Spain is expected to issue new bonds soon to fund its ailing banks and indebted regions despite its borrowing costs nearing the unsustainable 7 percent level that forced other euro zone countries to seek international aid.
“The bailout risks for Spain are increasing and that should keep the euro under pressure,” said Melinda Burgess, currency strategist, at RBS Global Banking.
The single currency dipped 0.3 percent to $1.2438 on Wednesday, its weakest rate since July 2010, and fell 0.7 percent against the safe haven yen to 98.755 yen.
The euro’s plight was also underpinning the dollar index, measured against a basket of major currencies, which rose above 82.66 to its highest since September 2010, dragging down dollar-sensitive commodities.
The drop in the euro came as 10-year Spanish government bond yields rose 7 basis points to 6.55 percent, and the cost of insuring against a Spanish default hit new highs.
The sell-off in Spanish bonds has also kept the risk premium or spread over safe-haven German government bond (Bunds) elevated at euro-era highs of 523 basis points.
“Spain issuing more bonds will not be liked by debt markets, in our view, suggesting that sovereign bond spreads will widen further against Bunds, keeping the euro on the back-foot,” said analysts at Morgan Stanley in a note to their clients.
German 10-year yields meanwhile hit fresh lows of 1.34 percent on Wednesday, while futures rallied to 144.62 before retreating slightly to stand 26 ticks higher on the day at 144.56.
An Italian government sale of up to 6.25 billion euros of five- and 10-year bonds later will be widely watched to see whether the worsening sentiment is spreading.
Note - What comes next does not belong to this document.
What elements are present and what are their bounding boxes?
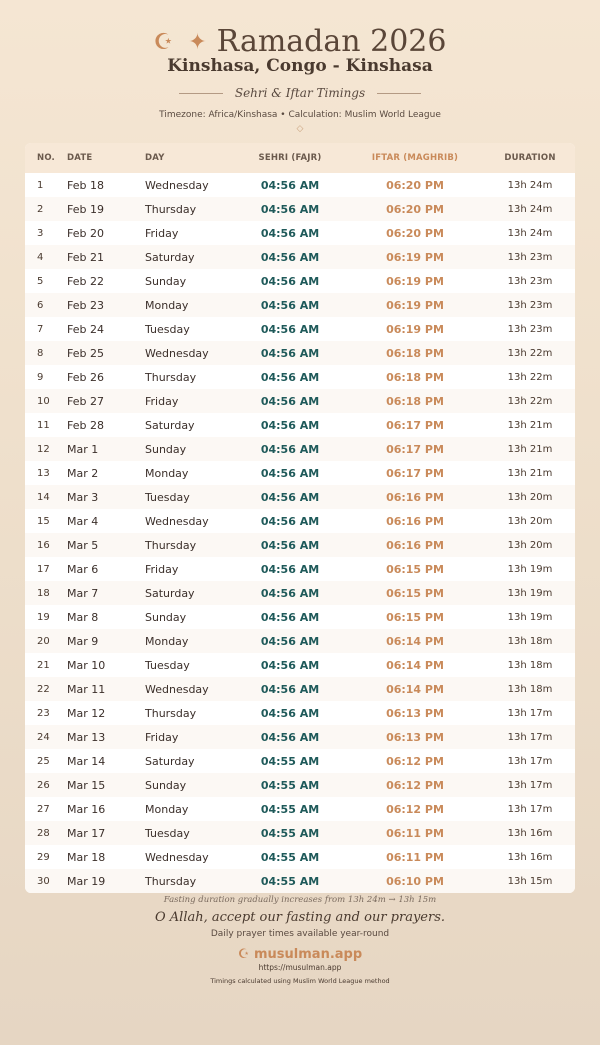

The government’s borrowing costs are expected to rise at the auction but domestic investors should ensure sufficient demand.
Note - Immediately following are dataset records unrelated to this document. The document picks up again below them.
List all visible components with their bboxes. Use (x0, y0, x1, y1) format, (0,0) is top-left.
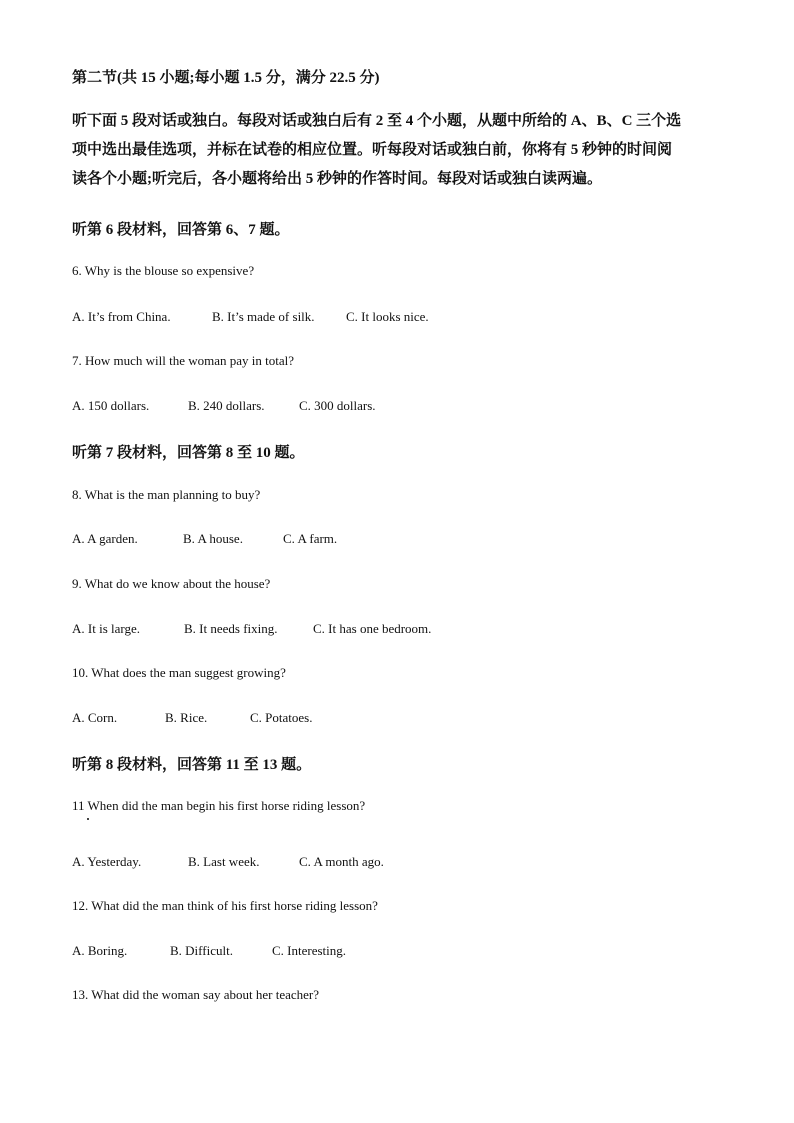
option-b[interactable]: B. A house. (183, 531, 243, 546)
option-a[interactable]: A. It is large. (72, 621, 140, 636)
question-text: 10. What does the man suggest growing? (72, 665, 286, 680)
question-text: 9. What do we know about the house? (72, 576, 271, 591)
section-heading: 第二节(共 15 小题;每小题 1.5 分，满分 22.5 分) (72, 70, 380, 86)
option-a[interactable]: A. Yesterday. (72, 854, 142, 869)
answer-options (72, 621, 672, 639)
instruction-line: 读各个小题;听完后，各小题将给出 5 秒钟的作答时间。每段对话或独白读两遍。 (72, 171, 602, 187)
instruction-line: 项中选出最佳选项，并标在试卷的相应位置。听每段对话或独白前，你将有 5 秒钟的时间阅 (72, 142, 673, 158)
option-a[interactable]: A. It’s from China. (72, 309, 171, 324)
answer-options (72, 710, 672, 728)
option-a[interactable]: A. A garden. (72, 531, 138, 546)
question-text: 12. What did the man think of his first horse riding lesson? (72, 898, 378, 913)
option-b[interactable]: B. Difficult. (170, 943, 233, 958)
option-c[interactable]: C. It has one bedroom. (313, 621, 432, 636)
stray-mark (87, 818, 89, 820)
group-title: 听第 6 段材料，回答第 6、7 题。 (72, 222, 290, 238)
question-text: 8. What is the man planning to buy? (72, 487, 261, 502)
answer-options (72, 854, 672, 872)
answer-options (72, 531, 672, 549)
option-a[interactable]: A. Corn. (72, 710, 118, 725)
option-c[interactable]: C. 300 dollars. (299, 398, 376, 413)
instruction-line: 听下面 5 段对话或独白。每段对话或独白后有 2 至 4 个小题，从题中所给的 A、B、C 三个选 (72, 113, 682, 129)
answer-options (72, 309, 672, 327)
group-title: 听第 7 段材料，回答第 8 至 10 题。 (72, 445, 305, 461)
section-instructions (72, 107, 724, 194)
option-b[interactable]: B. It’s made of silk. (212, 309, 315, 324)
option-b[interactable]: B. Last week. (188, 854, 260, 869)
question-text: 7. How much will the woman pay in total? (72, 353, 295, 368)
answer-options (72, 398, 672, 416)
question-text: 11 When did the man begin his first horse riding lesson? (72, 798, 366, 813)
option-a[interactable]: A. Boring. (72, 943, 128, 958)
question-text: 6. Why is the blouse so expensive? (72, 263, 255, 278)
question-text: 13. What did the woman say about her teacher? (72, 987, 320, 1002)
option-c[interactable]: C. A farm. (283, 531, 338, 546)
group-title: 听第 8 段材料，回答第 11 至 13 题。 (72, 757, 312, 773)
option-b[interactable]: B. 240 dollars. (188, 398, 265, 413)
option-c[interactable]: C. A month ago. (299, 854, 384, 869)
option-c[interactable]: C. Potatoes. (250, 710, 313, 725)
option-a[interactable]: A. 150 dollars. (72, 398, 150, 413)
option-c[interactable]: C. It looks nice. (346, 309, 429, 324)
answer-options (72, 943, 672, 961)
option-b[interactable]: B. Rice. (165, 710, 208, 725)
option-b[interactable]: B. It needs fixing. (184, 621, 278, 636)
option-c[interactable]: C. Interesting. (272, 943, 347, 958)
Major European company shares were moving lower on the Spanish bank jitters as well as disappointment over China.
The FTSE Eurofirst index of top European shares reversed all of Tuesday’s gains to be down 0.8 percent at 983.11 points and on track for its third straight month of losses.
World equity markets had been focused on hopes China would boost its flagging economy with new stimulus but these were dampened on Wednesday by reports in the domestic media.
An article published on the website of the official Xinhua news agency said China had no plan to repeat the powerful stimulus measures used during the global crisis in 2008. The story was in line with the view of Chinese policy advisers.
The reports undermined sentiment across Asian markets, and helped send the MSCI world equity index down 0.5 percent 302.31, while the MSCI emerging markets index was down 0.9 percent at 913.11.
The potential for slower global growth sent Brent crude down 74 cents to $105.94 per barrel and it is now on track for its biggest monthly decline in two years.
But the fall may be checked by oil supply concerns as Iran’s dispute with the West over Tehran’s nuclear program is unresolved.
“Iran continues to remain a significant factor but for the moment, with a short to medium term outlook the focus is on Europe and the demand side picture if the crisis continues to deteriorate,” Ric Spooner, chief market analyst at CMC Markets said.
Gold dipped to a one-week low tracking a weaker euro, falling as much as 0.6 percent to $1,544.74 an ounce. The precious metal is poised for a monthly loss of nearly 7 percent and a fourth month of decline.